Cashio’s USD-pegged stablecoin CHASH has dropped from $1 to $0.00005, after an “infinite mingle” allowed attackers to mint tokens with no collateral.
Cashio developer 0xGhostChain took the Twitter to warn people not to “mint any CASH.” He also stated that the team was “investigating the issue and believe that we have identified the root cause.” Please withdraw any funds from the pools. We will publish a postmortem as soon as possible.”
According to DeFiLlama approximately $28 million worth of cashio’s protocol was drained by the exploit. However, Samczsun (a research partner at web3 investment firm Paradigm) shared a grimmer picture via Twitter today.
The researcher wrote, “Another day. Another Solana fake accounts exploit. Cashio App lost approximately $50M this time (based on a quick scan). What is the secret to this?

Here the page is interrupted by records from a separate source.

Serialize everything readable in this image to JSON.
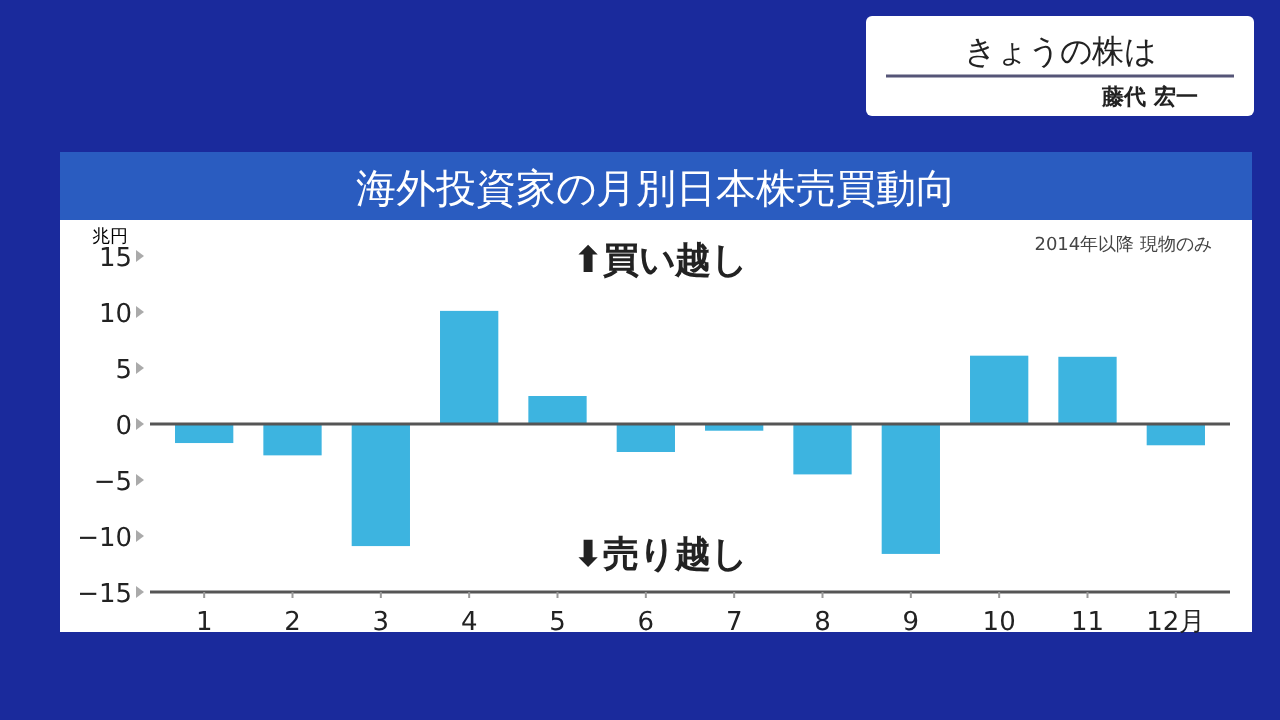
{
  "chart_data": {
    "type": "bar",
    "title": "海外投資家の月別日本株売買動向",
    "ylabel": "兆円",
    "categories": [
      "1",
      "2",
      "3",
      "4",
      "5",
      "6",
      "7",
      "8",
      "9",
      "10",
      "11",
      "12月"
    ],
    "values": [
      -1.7,
      -2.8,
      -10.9,
      10.1,
      2.5,
      -2.5,
      -0.6,
      -4.5,
      -11.6,
      6.1,
      6.0,
      -1.9
    ],
    "color": "#3db4e0",
    "ylim": [
      -15,
      15
    ],
    "yticks": [
      -15,
      -10,
      -5,
      0,
      5,
      10,
      15
    ],
    "annotations": [
      "⬆買い越し",
      "⬇売り越し",
      "2014年以降 現物のみ",
      "きょうの株は",
      "藤代 宏一"
    ]
  }
}
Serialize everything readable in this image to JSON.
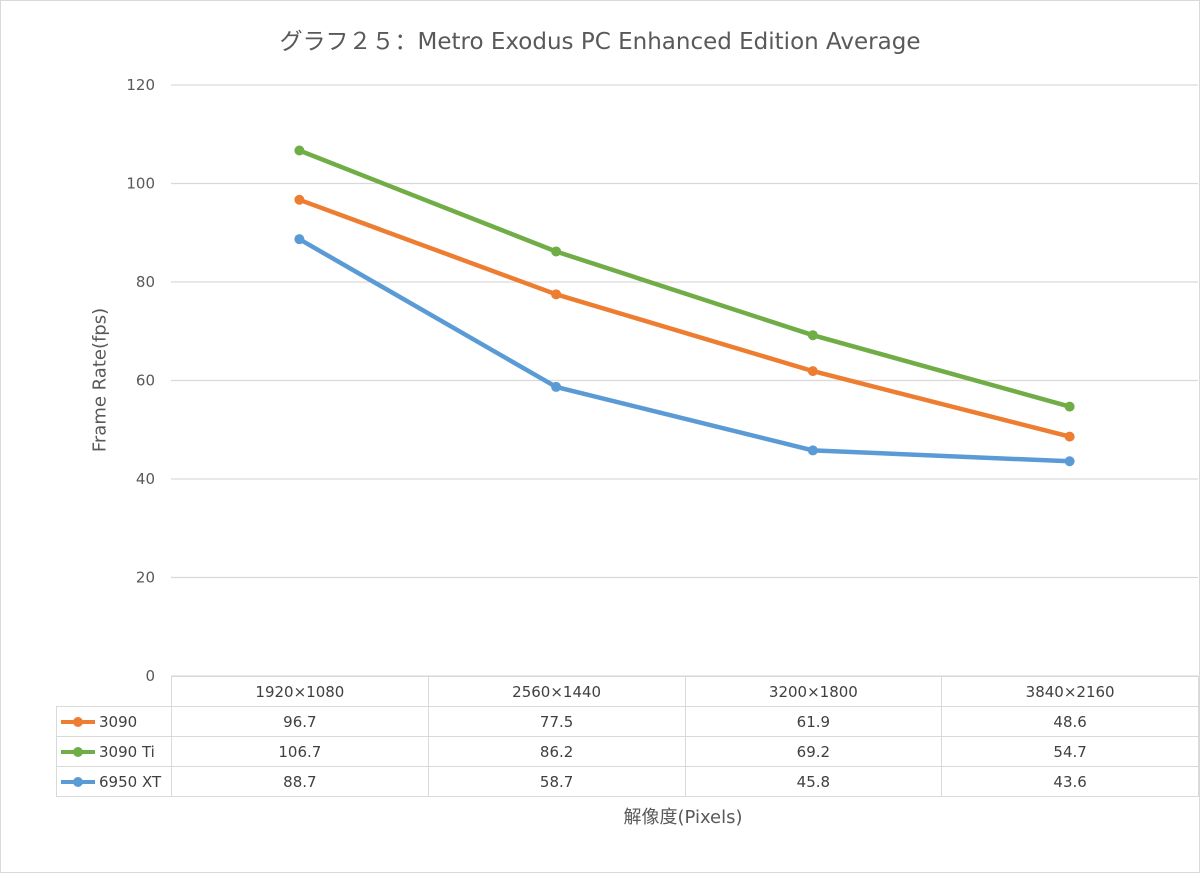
{
  "chart_data": {
    "type": "line",
    "title": "グラフ２５：Metro Exodus PC Enhanced Edition Average",
    "xlabel": "解像度(Pixels)",
    "ylabel": "Frame Rate(fps)",
    "ylim": [
      0,
      120
    ],
    "yticks": [
      0,
      20,
      40,
      60,
      80,
      100,
      120
    ],
    "grid": true,
    "legend_placement": "data table below plot",
    "categories": [
      "1920×1080",
      "2560×1440",
      "3200×1800",
      "3840×2160"
    ],
    "series": [
      {
        "name": "3090",
        "color": "#ed7d31",
        "values": [
          96.7,
          77.5,
          61.9,
          48.6
        ],
        "labels": [
          "96.7",
          "77.5",
          "61.9",
          "48.6"
        ]
      },
      {
        "name": "3090 Ti",
        "color": "#70ad47",
        "values": [
          106.7,
          86.2,
          69.2,
          54.7
        ],
        "labels": [
          "106.7",
          "86.2",
          "69.2",
          "54.7"
        ]
      },
      {
        "name": "6950 XT",
        "color": "#5b9bd5",
        "values": [
          88.7,
          58.7,
          45.8,
          43.6
        ],
        "labels": [
          "88.7",
          "58.7",
          "45.8",
          "43.6"
        ]
      }
    ]
  }
}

Another day, another Solana fake account exploit. This time, @CashioApp lost around $50M (based on a quick skim). How did this happen? pic.twitter.com/t7ThWL4zr1
— samczsun (@samczsun) March 23, 2022
Cashio hack is not without precedent
This isn’t the first time that a DeFi protocol was stolen for millions of dollars through an “infinite min” glitch.

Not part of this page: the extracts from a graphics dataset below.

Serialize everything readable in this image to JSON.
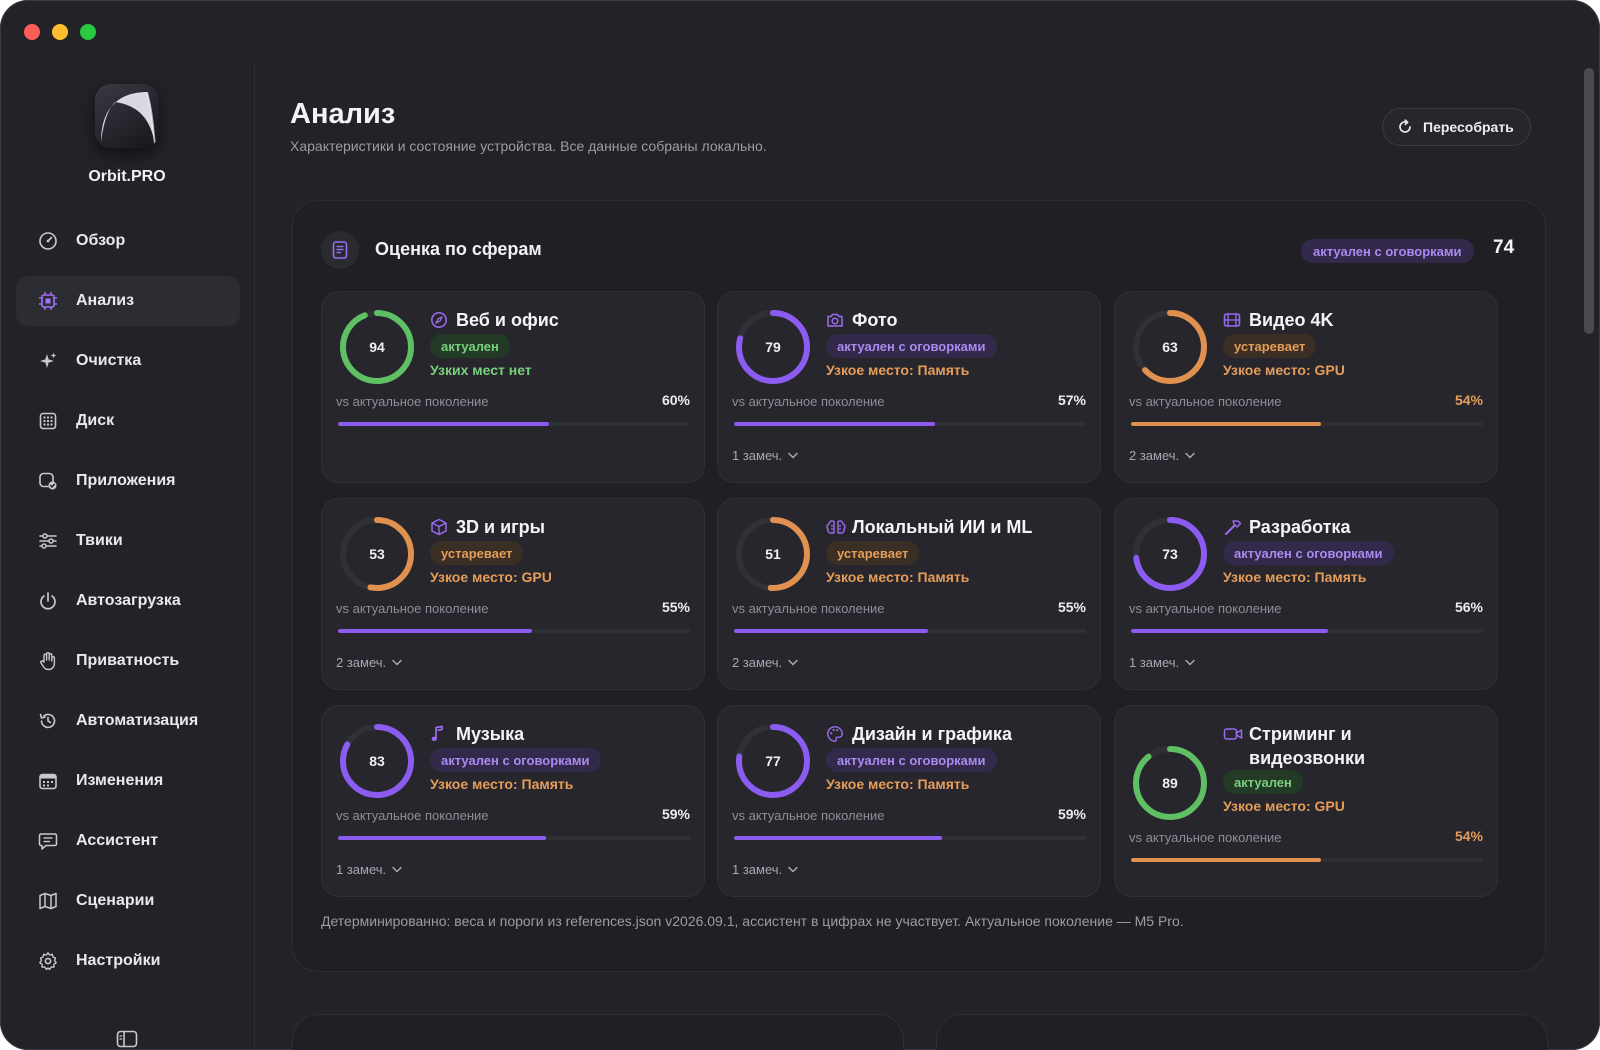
{
  "app": {
    "name": "Orbit.PRO"
  },
  "sidebar": {
    "items": [
      {
        "label": "Обзор",
        "icon": "gauge-icon",
        "active": false
      },
      {
        "label": "Анализ",
        "icon": "chip-icon",
        "active": true
      },
      {
        "label": "Очистка",
        "icon": "sparkle-icon",
        "active": false
      },
      {
        "label": "Диск",
        "icon": "grid-icon",
        "active": false
      },
      {
        "label": "Приложения",
        "icon": "app-check-icon",
        "active": false
      },
      {
        "label": "Твики",
        "icon": "sliders-icon",
        "active": false
      },
      {
        "label": "Автозагрузка",
        "icon": "power-icon",
        "active": false
      },
      {
        "label": "Приватность",
        "icon": "hand-icon",
        "active": false
      },
      {
        "label": "Автоматизация",
        "icon": "clock-rotate-icon",
        "active": false
      },
      {
        "label": "Изменения",
        "icon": "calendar-icon",
        "active": false
      },
      {
        "label": "Ассистент",
        "icon": "chat-icon",
        "active": false
      },
      {
        "label": "Сценарии",
        "icon": "map-icon",
        "active": false
      },
      {
        "label": "Настройки",
        "icon": "gear-icon",
        "active": false
      }
    ]
  },
  "header": {
    "title": "Анализ",
    "subtitle": "Характеристики и состояние устройства. Все данные собраны локально.",
    "rebuild_label": "Пересобрать"
  },
  "panel": {
    "title": "Оценка по сферам",
    "badge": "актуален с оговорками",
    "score": "74",
    "footnote": "Детерминированно: веса и пороги из references.json v2026.09.1, ассистент в цифрах не участвует. Актуальное поколение — M5 Pro.",
    "vs_label": "vs актуальное поколение",
    "cards": [
      {
        "title": "Веб и офис",
        "icon": "compass-icon",
        "score": "94",
        "score_value": 94,
        "status": "актуален",
        "status_kind": "ok",
        "bottleneck": "Узких мест нет",
        "bottleneck_kind": "ok",
        "percent": "60%",
        "percent_value": 60,
        "bar_kind": "purple",
        "remarks": ""
      },
      {
        "title": "Фото",
        "icon": "camera-icon",
        "score": "79",
        "score_value": 79,
        "status": "актуален с оговорками",
        "status_kind": "caveat",
        "bottleneck": "Узкое место: Память",
        "bottleneck_kind": "warn",
        "percent": "57%",
        "percent_value": 57,
        "bar_kind": "purple",
        "remarks": "1 замеч."
      },
      {
        "title": "Видео 4K",
        "icon": "film-icon",
        "score": "63",
        "score_value": 63,
        "status": "устаревает",
        "status_kind": "warn",
        "bottleneck": "Узкое место: GPU",
        "bottleneck_kind": "warn",
        "percent": "54%",
        "percent_value": 54,
        "bar_kind": "orange",
        "remarks": "2 замеч."
      },
      {
        "title": "3D и игры",
        "icon": "cube-icon",
        "score": "53",
        "score_value": 53,
        "status": "устаревает",
        "status_kind": "warn",
        "bottleneck": "Узкое место: GPU",
        "bottleneck_kind": "warn",
        "percent": "55%",
        "percent_value": 55,
        "bar_kind": "purple",
        "remarks": "2 замеч."
      },
      {
        "title": "Локальный ИИ и ML",
        "icon": "brain-icon",
        "score": "51",
        "score_value": 51,
        "status": "устаревает",
        "status_kind": "warn",
        "bottleneck": "Узкое место: Память",
        "bottleneck_kind": "warn",
        "percent": "55%",
        "percent_value": 55,
        "bar_kind": "purple",
        "remarks": "2 замеч."
      },
      {
        "title": "Разработка",
        "icon": "hammer-icon",
        "score": "73",
        "score_value": 73,
        "status": "актуален с оговорками",
        "status_kind": "caveat",
        "bottleneck": "Узкое место: Память",
        "bottleneck_kind": "warn",
        "percent": "56%",
        "percent_value": 56,
        "bar_kind": "purple",
        "remarks": "1 замеч."
      },
      {
        "title": "Музыка",
        "icon": "music-note-icon",
        "score": "83",
        "score_value": 83,
        "status": "актуален с оговорками",
        "status_kind": "caveat",
        "bottleneck": "Узкое место: Память",
        "bottleneck_kind": "warn",
        "percent": "59%",
        "percent_value": 59,
        "bar_kind": "purple",
        "remarks": "1 замеч."
      },
      {
        "title": "Дизайн и графика",
        "icon": "palette-icon",
        "score": "77",
        "score_value": 77,
        "status": "актуален с оговорками",
        "status_kind": "caveat",
        "bottleneck": "Узкое место: Память",
        "bottleneck_kind": "warn",
        "percent": "59%",
        "percent_value": 59,
        "bar_kind": "purple",
        "remarks": "1 замеч."
      },
      {
        "title": "Стриминг и видеозвонки",
        "icon": "video-camera-icon",
        "score": "89",
        "score_value": 89,
        "status": "актуален",
        "status_kind": "ok",
        "bottleneck": "Узкое место: GPU",
        "bottleneck_kind": "warn",
        "percent": "54%",
        "percent_value": 54,
        "bar_kind": "orange",
        "remarks": ""
      }
    ]
  },
  "colors": {
    "accent_purple": "#8c5cf0",
    "ok_green": "#5fbf63",
    "warn_orange": "#e0914f",
    "background": "#222227"
  }
}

DeFi developers used a related exploit on DeFi’s insurance project Cover in December 2020. They minted fake tokens for liquidity to Balancer.

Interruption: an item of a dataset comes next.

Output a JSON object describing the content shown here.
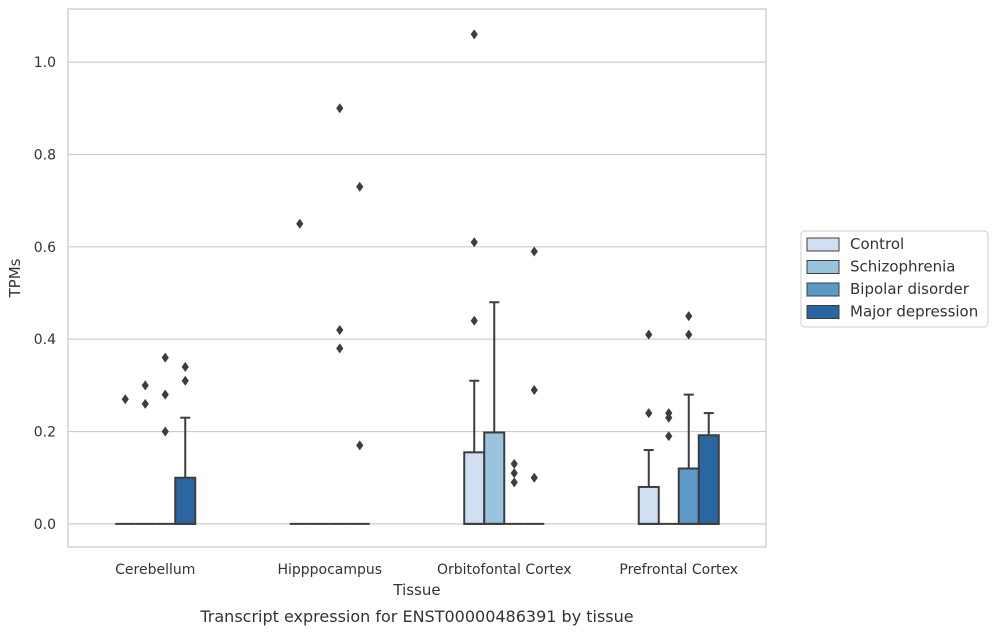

The attackers then exchanged the staked tokens for COVER tokens. These tokens were then traded on multiple exchanges.
The attack caused $3 million in total damage. A note was attached to the transaction saying, “Next time, take care your own shit.”
Next time, take care of your own shit.@CoverProtocol @chefcoverage https://t.co/ks94ucdoRQ
— Grap.finance (@GrapFinance) December 28, 2020
1. No gains.
2. The Obtained Funds from LP has been returned to COVER.
Attackers ran the price SafeDollar’s eponymous dollar pegged stablecoin down to zero last summer after looting approximately $250,000 worth stablecoins from the platform’s liquidity pools. They then fenced the stolen coins using PolyDex.